The denial came after it emerged the company had intensified cost-cutting efforts in response to the fall in oil prices.
Shell’s head of exploration and production, Malcolm Brinded, told employees around the world in an e-mail that staff had to make tough choices.
He said: “We simply need much higher sustainable savings this year and I ask for real actions from all of you. Shed contractor staff, challenge requirements, eliminate consultancy work, reduce travel massively, cut overheads everywhere.”
The E&P boss pleaded for fewer meetings and “75% fewer slides”.
Mr Brinded is seeking to simplify Shell’s operations, which have a reputation for bureaucracy, and increase standardisation across the company.
It emerged last April that Shell was to cut about 300 posts in the Granite City by April, 2010.

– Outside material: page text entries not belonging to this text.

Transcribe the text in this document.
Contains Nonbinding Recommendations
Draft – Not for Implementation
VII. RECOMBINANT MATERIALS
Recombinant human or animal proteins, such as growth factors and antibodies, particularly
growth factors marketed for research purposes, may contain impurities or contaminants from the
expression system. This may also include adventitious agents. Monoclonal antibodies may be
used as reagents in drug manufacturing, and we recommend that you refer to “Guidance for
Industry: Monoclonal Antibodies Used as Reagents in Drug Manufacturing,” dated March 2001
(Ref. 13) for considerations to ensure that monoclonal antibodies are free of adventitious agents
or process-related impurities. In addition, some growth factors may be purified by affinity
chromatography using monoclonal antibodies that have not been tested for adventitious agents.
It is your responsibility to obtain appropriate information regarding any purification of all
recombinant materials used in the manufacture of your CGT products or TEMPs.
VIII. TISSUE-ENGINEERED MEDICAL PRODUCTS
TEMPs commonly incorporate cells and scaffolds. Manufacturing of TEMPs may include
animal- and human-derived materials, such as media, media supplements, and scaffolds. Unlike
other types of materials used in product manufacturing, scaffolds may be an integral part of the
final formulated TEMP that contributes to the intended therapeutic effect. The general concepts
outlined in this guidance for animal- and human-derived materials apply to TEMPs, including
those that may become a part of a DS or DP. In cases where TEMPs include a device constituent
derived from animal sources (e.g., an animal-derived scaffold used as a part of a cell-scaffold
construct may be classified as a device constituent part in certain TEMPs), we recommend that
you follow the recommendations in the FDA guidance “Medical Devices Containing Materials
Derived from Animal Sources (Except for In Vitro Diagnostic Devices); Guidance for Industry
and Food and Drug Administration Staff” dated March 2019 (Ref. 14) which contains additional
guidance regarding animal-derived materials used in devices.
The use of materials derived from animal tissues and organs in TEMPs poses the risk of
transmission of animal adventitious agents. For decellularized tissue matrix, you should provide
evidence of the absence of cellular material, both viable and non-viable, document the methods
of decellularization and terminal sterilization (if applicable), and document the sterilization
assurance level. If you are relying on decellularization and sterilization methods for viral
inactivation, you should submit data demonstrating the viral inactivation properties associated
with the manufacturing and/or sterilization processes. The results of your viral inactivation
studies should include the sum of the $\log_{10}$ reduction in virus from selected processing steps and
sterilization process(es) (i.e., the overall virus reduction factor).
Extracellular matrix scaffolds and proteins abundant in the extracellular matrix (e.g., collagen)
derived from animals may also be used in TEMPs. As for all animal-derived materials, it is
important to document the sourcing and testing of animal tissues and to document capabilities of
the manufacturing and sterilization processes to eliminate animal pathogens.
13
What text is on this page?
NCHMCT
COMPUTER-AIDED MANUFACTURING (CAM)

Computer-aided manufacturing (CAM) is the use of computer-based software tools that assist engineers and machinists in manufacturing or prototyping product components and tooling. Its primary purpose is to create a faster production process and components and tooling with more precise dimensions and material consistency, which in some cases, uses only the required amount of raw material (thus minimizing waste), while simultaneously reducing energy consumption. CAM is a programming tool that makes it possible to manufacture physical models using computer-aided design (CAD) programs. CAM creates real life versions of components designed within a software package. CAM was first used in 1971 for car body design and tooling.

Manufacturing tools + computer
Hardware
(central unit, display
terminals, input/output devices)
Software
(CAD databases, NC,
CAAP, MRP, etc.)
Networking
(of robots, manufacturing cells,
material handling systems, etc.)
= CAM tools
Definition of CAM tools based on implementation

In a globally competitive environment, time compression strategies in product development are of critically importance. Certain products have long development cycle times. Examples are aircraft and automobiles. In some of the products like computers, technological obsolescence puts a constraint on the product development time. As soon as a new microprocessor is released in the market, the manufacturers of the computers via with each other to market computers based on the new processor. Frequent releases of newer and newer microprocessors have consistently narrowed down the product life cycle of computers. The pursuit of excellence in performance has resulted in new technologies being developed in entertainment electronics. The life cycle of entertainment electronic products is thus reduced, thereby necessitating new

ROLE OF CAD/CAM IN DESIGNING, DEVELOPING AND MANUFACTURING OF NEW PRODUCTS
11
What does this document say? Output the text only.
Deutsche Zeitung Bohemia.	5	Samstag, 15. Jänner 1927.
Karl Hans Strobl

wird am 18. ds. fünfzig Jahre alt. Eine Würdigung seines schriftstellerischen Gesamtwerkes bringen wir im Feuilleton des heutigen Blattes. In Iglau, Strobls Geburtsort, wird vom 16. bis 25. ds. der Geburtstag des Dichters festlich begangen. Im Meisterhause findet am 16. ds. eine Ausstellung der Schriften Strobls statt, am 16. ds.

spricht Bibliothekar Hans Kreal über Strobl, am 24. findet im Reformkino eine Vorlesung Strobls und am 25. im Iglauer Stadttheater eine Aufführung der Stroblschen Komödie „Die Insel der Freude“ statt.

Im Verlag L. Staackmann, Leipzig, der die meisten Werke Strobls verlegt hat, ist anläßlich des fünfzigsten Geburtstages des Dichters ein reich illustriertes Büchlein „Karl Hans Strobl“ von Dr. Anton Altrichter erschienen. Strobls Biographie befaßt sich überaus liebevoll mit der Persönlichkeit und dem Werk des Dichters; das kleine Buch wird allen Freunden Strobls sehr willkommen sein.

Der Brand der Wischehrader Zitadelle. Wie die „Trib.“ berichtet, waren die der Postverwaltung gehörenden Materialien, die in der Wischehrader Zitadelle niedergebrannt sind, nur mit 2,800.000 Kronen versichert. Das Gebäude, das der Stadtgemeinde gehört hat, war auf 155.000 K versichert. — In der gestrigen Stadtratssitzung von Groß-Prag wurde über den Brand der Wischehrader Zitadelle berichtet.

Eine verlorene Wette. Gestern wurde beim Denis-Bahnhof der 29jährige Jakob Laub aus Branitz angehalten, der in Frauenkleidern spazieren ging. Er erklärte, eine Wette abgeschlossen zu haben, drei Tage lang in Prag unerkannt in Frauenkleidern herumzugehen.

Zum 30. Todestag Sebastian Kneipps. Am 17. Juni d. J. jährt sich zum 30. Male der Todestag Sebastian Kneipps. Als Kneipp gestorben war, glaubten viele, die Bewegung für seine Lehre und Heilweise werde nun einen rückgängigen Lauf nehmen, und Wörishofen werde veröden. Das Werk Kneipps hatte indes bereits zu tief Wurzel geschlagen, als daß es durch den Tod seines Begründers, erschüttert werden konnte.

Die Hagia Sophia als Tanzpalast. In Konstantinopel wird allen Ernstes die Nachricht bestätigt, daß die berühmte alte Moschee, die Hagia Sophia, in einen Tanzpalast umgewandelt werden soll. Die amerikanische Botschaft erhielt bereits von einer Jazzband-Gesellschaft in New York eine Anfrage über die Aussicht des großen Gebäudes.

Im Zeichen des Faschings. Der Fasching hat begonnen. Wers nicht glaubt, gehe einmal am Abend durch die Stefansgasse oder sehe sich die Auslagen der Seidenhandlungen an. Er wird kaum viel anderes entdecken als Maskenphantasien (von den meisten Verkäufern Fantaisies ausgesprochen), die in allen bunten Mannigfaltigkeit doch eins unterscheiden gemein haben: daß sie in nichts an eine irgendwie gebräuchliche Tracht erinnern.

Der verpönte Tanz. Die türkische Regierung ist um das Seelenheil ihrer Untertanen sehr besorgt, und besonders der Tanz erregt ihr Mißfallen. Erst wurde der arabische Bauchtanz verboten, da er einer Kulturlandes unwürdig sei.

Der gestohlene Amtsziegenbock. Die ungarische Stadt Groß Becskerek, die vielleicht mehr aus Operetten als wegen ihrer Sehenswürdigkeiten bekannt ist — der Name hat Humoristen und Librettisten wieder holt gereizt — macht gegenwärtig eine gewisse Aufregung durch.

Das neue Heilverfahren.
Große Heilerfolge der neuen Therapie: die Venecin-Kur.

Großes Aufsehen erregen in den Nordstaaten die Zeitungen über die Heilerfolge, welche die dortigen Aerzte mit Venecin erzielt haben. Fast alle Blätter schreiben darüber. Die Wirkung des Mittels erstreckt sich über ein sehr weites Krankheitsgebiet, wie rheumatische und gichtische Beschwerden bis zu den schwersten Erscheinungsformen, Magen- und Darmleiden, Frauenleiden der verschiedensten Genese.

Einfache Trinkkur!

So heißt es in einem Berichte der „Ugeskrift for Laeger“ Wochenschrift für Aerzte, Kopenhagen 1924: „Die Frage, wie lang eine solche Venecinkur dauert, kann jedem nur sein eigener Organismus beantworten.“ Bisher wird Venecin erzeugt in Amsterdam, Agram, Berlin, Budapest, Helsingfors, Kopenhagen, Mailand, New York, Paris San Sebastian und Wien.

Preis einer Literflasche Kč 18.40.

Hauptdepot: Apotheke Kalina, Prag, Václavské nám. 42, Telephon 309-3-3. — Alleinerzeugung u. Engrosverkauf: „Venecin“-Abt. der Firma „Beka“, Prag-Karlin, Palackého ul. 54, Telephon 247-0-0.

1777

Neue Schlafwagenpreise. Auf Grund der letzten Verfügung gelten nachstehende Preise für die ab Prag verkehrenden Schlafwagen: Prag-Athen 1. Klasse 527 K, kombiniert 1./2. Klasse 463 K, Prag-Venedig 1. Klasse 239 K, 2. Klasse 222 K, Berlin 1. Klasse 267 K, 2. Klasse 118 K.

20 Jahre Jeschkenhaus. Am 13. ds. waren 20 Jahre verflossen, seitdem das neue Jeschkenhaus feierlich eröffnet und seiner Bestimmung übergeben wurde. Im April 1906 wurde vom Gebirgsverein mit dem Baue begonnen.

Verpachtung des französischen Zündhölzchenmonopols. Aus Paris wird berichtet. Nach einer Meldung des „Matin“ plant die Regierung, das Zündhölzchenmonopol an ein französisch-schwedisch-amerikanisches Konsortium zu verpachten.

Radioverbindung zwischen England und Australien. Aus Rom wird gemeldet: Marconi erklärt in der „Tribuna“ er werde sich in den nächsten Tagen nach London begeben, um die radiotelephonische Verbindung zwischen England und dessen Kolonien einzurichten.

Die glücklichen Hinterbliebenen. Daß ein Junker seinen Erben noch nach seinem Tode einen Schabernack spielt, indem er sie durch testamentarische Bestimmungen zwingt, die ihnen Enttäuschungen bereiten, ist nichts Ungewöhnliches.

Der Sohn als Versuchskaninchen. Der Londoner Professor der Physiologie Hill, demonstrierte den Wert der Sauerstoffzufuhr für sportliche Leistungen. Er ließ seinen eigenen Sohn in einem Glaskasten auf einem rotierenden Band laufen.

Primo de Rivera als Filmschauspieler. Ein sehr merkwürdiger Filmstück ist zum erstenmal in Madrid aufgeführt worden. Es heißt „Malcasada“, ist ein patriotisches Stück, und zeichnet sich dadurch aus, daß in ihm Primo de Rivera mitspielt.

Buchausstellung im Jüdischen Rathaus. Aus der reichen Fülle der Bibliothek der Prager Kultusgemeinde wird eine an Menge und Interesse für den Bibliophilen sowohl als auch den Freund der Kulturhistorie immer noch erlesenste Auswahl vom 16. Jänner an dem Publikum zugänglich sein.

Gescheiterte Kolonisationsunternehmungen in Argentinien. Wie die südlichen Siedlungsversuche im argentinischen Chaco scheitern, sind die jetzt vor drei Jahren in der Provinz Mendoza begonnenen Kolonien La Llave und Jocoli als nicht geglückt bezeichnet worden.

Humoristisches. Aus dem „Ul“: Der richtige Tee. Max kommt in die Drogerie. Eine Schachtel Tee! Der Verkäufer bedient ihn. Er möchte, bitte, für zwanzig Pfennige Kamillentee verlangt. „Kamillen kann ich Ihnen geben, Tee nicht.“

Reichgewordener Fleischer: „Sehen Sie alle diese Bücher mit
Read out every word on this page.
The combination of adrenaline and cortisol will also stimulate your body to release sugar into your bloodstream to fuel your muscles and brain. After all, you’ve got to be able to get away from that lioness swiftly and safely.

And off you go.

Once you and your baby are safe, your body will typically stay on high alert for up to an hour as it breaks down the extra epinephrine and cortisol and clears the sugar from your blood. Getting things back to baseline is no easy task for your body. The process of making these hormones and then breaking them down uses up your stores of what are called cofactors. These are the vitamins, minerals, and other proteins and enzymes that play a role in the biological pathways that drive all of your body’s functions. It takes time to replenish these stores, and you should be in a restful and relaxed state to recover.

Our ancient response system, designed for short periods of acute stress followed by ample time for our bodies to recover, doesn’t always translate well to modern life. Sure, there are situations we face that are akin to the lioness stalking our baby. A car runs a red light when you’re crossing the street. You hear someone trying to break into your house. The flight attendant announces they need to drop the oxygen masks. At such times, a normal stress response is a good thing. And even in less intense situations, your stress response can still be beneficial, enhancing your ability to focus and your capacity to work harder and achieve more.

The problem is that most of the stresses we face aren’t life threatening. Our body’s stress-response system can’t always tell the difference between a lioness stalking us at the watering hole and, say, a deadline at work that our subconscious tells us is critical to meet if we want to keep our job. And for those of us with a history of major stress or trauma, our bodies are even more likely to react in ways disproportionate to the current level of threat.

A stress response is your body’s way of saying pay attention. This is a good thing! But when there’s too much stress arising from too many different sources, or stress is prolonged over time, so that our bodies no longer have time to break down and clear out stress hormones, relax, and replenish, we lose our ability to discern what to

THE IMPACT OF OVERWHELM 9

At that time, the company had about 2,500 people working out of Aberdeen – a mix of staff and contractors – and a range of onshore posts are going.
The top-line job loss figure is 300, but it is anticipated that redundancies will fall to fewer than 200 after retirements and natural wastage are taken into account.
A spokesman for Shell in Aberdeen said yesterday: “The company is not planning any fresh job cuts among its workforce in the city on top of what was announced last April.”
Meanwhile, Shell chief executive Jeroen van der Veer said the company was intensifying its efforts on safety.
“Work is well advanced on group-wide life-saving rules that focus on situations where the risk of death or injury is the highest,” he said in a separate e-mail to staff.
“We will introduce them to all employees and contractors in the first half of the year.”